Cuentos Completos by Alejo Carpentier

Cuentos Completos by Alejo Carpentier

autor:Alejo Carpentier
La lengua: spa
Format: epub
Tags: Narrtaiva Varios
ISBN: 84 02 06223 7
editor: www.papyrefb2.net
publicado: 1982-12-31T23:00:00+00:00


LOS FUGITIVOS

I

El rastro moría al pie de un árbol. Cierto era que había un fuerte olor a negro en el aire, cada vez que la brisa levantaba las moscas que trabajaban en oquedades de frutas podridas. Pero el perro —nunca lo habían llamado sino Perro— estaba cansado. Se revolcó entre las yerbas para desrizarse el lomo y aflojar los músculos. Muy lejos, los gritos de los de la cuadrilla se perdían en el atardecer. Seguía oliendo a negro. Tal vez el cimarrón estaba escondido arriba, en alguna parte, a horcajadas sobre una rama, escuchando con los ojos. Sin embargo, Perro no pensaba ya en la batida. Había otro olor ahí, en la tierra vestida de bejuqueras que un próximo roce borraría tal vez para siempre. Olor a hembra. 'Olor que Perro se prendía del lomo, retorciéndose patas arriba, riendo por el colmillo, para llevarlo encima y poder alargar una lengua demasiado corta hacia el hueco que separaba sus omóplatos.

Las sombras se hacían más húmedas. Perro se volteó, cayendo sobre sus patas. Las campanas del ingenio, volando despacio, le enderezaron las orejas. En el valle, la neblina y el humo eran una misma inmovilidad azulosa sobre la que flotaban, cada vez más silueteadas, una chimenea de ladrillos, un techo de grandes aleros, la torre de la iglesia y luces que parecían encenderse en el fondo de un lago. Perro tenía hambre. Pero hacia allá olía a hembra. A veces lo envolvía aún el olor a negro. Pero el olor de su propio celo, llamado por el olor de otro celo, se imponía a todo lo demás. Las patas traseras de Perro se espigaron, haciéndole alargar el cuello. Su vientre se hundía, al pie del costillar, en el ritmo de un jadear corto y ansioso. Las frutas, demasiado llenas de sol, caían aquí y allá con un ruido mojado, esparciendo, a ras del suelo, efluvios de pulpas tibias.

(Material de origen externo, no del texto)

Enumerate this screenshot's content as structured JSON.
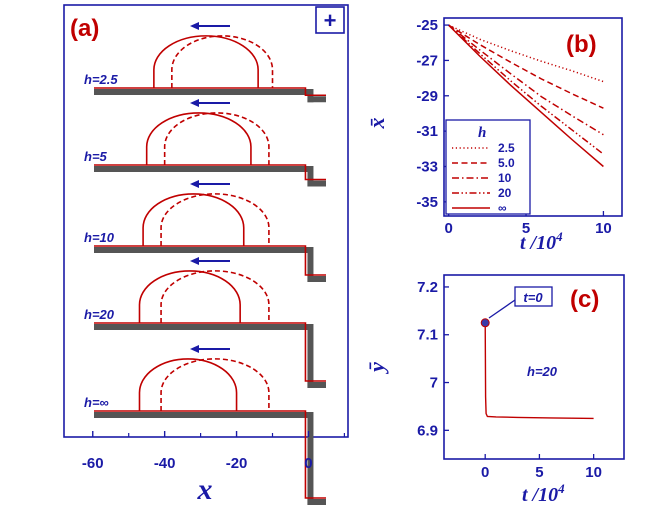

Perro echó a correr hacia el monte, con la cola gacha, como perseguido por la tralla del mayoral, contrariando su propio sentido de la orientación. Perro olía a hembra. Su hocico seguía una estela si— sinuosa que a veces se volvía sobre sí misma, abandonaba el sendero, se intensificaba en las espinas de un aromo, se perdía en las hojas demasiado agriadas por la fermentación, y renacía, con inesperada fuerza, sobre un poco de tierra recién barrida por una cola. De pronto, Perro se desvió de la pista invisible, del hilo que se torcía y destorcía, para arrojarse sobre un hurón. Con dos sacudidas que sonaron a castañuela en un guante, le quebró la columna vertebral, arrojándolo contra un tronco. Perro se detuvo de súbito, dejando una pata en suspenso. Unos ladridos, muy lejanos, descendían de la montaña.

No eran los de la jauría del ingenio. El acento era distinto, mucho más áspero y desgarrado, salido del fondo del gaznate, enronquecido por fauces potentes. En alguna parte se libraba una batalla de machos que no llevaban, como Perro, un collar de púas de cobre con una placa numerada.